After spending the better part of my morning lamenting various conditions, I got nostalgic and started re-reading various journal entries. Mary always makes me smile. Nelishia and her past troubles, everything she went through to finally have the wonderful husband and life that she has deserved for so long. Erin and her heartache. Somehow, I ended up at Kimberleigh's. I think of her often, and miss her terribly. I sat at my computer and cried for some time, but as I continued reading her early entries, I found I had a smile on my face. Kim and I were friends via e-mail and journals for three years. We never met, yet she was a close friend. And reading her journal made me remember what an incredible attitude and love for life she had. Even at the very end, she was optimistic, didn't complain, and loved making people smile. How Jim, the kids, and her family and friends must feel her absence. She had such a powerful presence.

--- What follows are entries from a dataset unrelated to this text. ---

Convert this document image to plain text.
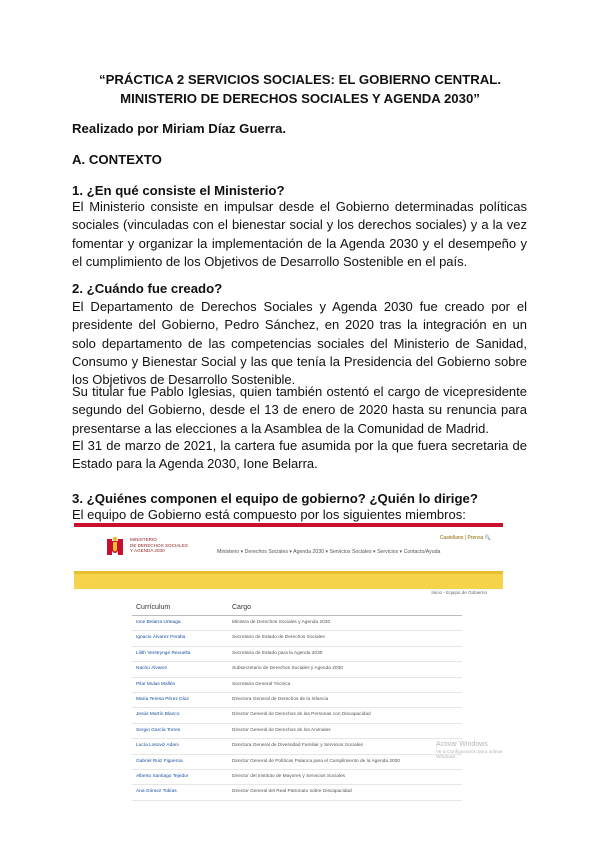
“PRÁCTICA 2 SERVICIOS SOCIALES: EL GOBIERNO CENTRAL. MINISTERIO DE DERECHOS SOCIALES Y AGENDA 2030”
Realizado por Miriam Díaz Guerra.
A. CONTEXTO
1. ¿En qué consiste el Ministerio?
El Ministerio consiste en impulsar desde el Gobierno determinadas políticas sociales (vinculadas con el bienestar social y los derechos sociales) y a la vez fomentar y organizar la implementación de la Agenda 2030 y el desempeño y el cumplimiento de los Objetivos de Desarrollo Sostenible en el país.
2. ¿Cuándo fue creado?
El Departamento de Derechos Sociales y Agenda 2030 fue creado por el presidente del Gobierno, Pedro Sánchez, en 2020 tras la integración en un solo departamento de las competencias sociales del Ministerio de Sanidad, Consumo y Bienestar Social y las que tenía la Presidencia del Gobierno sobre los Objetivos de Desarrollo Sostenible.
Su titular fue Pablo Iglesias, quien también ostentó el cargo de vicepresidente segundo del Gobierno, desde el 13 de enero de 2020 hasta su renuncia para presentarse a las elecciones a la Asamblea de la Comunidad de Madrid.
El 31 de marzo de 2021, la cartera fue asumida por la que fuera secretaria de Estado para la Agenda 2030, Ione Belarra.
3. ¿Quiénes componen el equipo de gobierno? ¿Quién lo dirige?
El equipo de Gobierno está compuesto por los siguientes miembros:
MINISTERIO
DE DERECHOS SOCIALES
Y AGENDA 2030
Castellano | Prensa 🔍
Ministerio ▾ Derechos Sociales ▾ Agenda 2030 ▾ Servicios Sociales ▾ Servicios ▾ Contacto/Ayuda
Inicio › Equipo de Gobierno
Currículum	Cargo
Ione Belarra Urteaga	Ministra de Derechos Sociales y Agenda 2030
Ignacio Álvarez Peralta	Secretario de Estado de Derechos Sociales
Lilith Verstrynge Revuelta	Secretaria de Estado para la Agenda 2030
Nacho Álvarez	Subsecretario de Derechos Sociales y Agenda 2030
Pilar Mulas Mallén	Secretaria General Técnica
María Teresa Pérez Díaz	Directora General de Derechos de la Infancia
Jesús Martín Blanco	Director General de Derechos de las Personas con Discapacidad
Sergio García Torres	Director General de Derechos de los Animales
Lucía Losoviz Adani	Directora General de Diversidad Familiar y Servicios Sociales
Gabriel Ruiz Figueroa	Director General de Políticas Palanca para el Cumplimiento de la Agenda 2030
Alberto Santiago Tejedor	Director del Instituto de Mayores y Servicios Sociales
Ana Gómez Tobías	Director General del Real Patronato sobre Discapacidad
Activar Windows
Ve a Configuración para activar Windows.
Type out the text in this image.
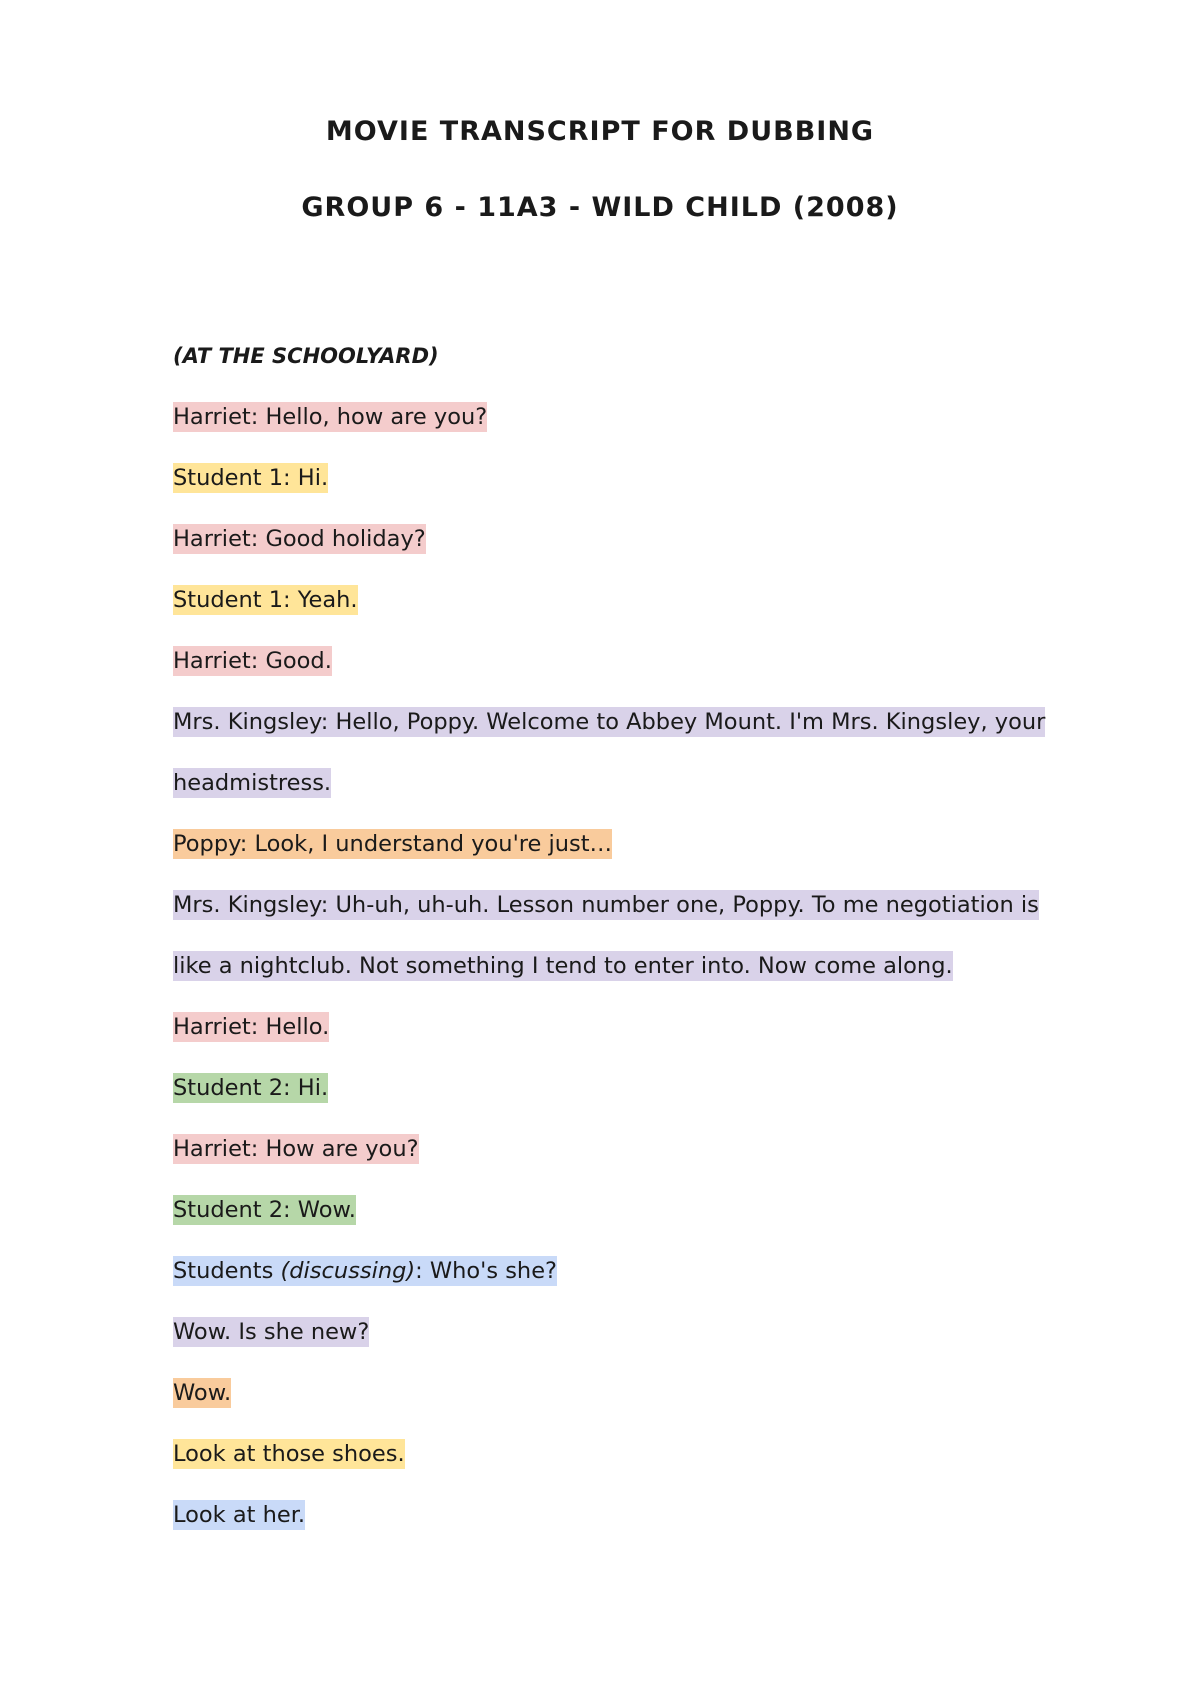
MOVIE TRANSCRIPT FOR DUBBING
GROUP 6 - 11A3 - WILD CHILD (2008)
(AT THE SCHOOLYARD)
Harriet: Hello, how are you?
Student 1: Hi.
Harriet: Good holiday?
Student 1: Yeah.
Harriet: Good.
Mrs. Kingsley: Hello, Poppy. Welcome to Abbey Mount. I'm Mrs. Kingsley, your
headmistress.
Poppy: Look, I understand you're just…
Mrs. Kingsley: Uh-uh, uh-uh. Lesson number one, Poppy. To me negotiation is
like a nightclub. Not something I tend to enter into. Now come along.
Harriet: Hello.
Student 2: Hi.
Harriet: How are you?
Student 2: Wow.
Students (discussing): Who's she?
Wow. Is she new?
Wow.
Look at those shoes.
Look at her.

I pray God helps them find some solace in what a wonderful legacy she left.
That being said, this collective writing community served to lift my mood and spirits. That is pretty amazing that a group of people whom I HAVE NEVER MET can have such a powerful, positive influence.
Dialogue with myself this morning: I don't really like this Coach purse my mother bought me. It is not one that I would have picked out.
Now: Someone BOUGHT you a Coach purse. Stop being a brat and just appreciate that you have a motherthat is loving enough to surprise you with a gift. Especially in my current situation: Champagne taste, beer budget. Lobster taste, hot dog budget. Carry the Coach purse and shutup.
This morning: It is so freaking hot in Atlanta. Beginning of June and it is 97 degrees and 80% humidity. Can you say MISERABLE??
Now: You can stay inside with the AC cranked up all day long. You can walk 20 feet from your front door and get in a beautiful swimming pool. Some people are forced to work, manual labor, outside, all day long. GET OVER IT.
This morning: Why does my boyfriend have to be a vegetarian? I REALLY want to cook a pot roast.
Now: He has never asked you to cater to him in the kitchen. He would be fine making himself a grilled cheese sandwich. Cook yourself a damn pot roast, and take the leftovers to your grandmother. She loves pot roast, and she would love to see you.
This morning: The new girl who highlighted my hair got it way too blonde. I was not going for the Marilyn Monroe meets Pamela Anderson look. Just some highlights is all I really wanted.
Now: Some people have cancer. They don't care if they have hair or not - they just care about spending another day with loved ones.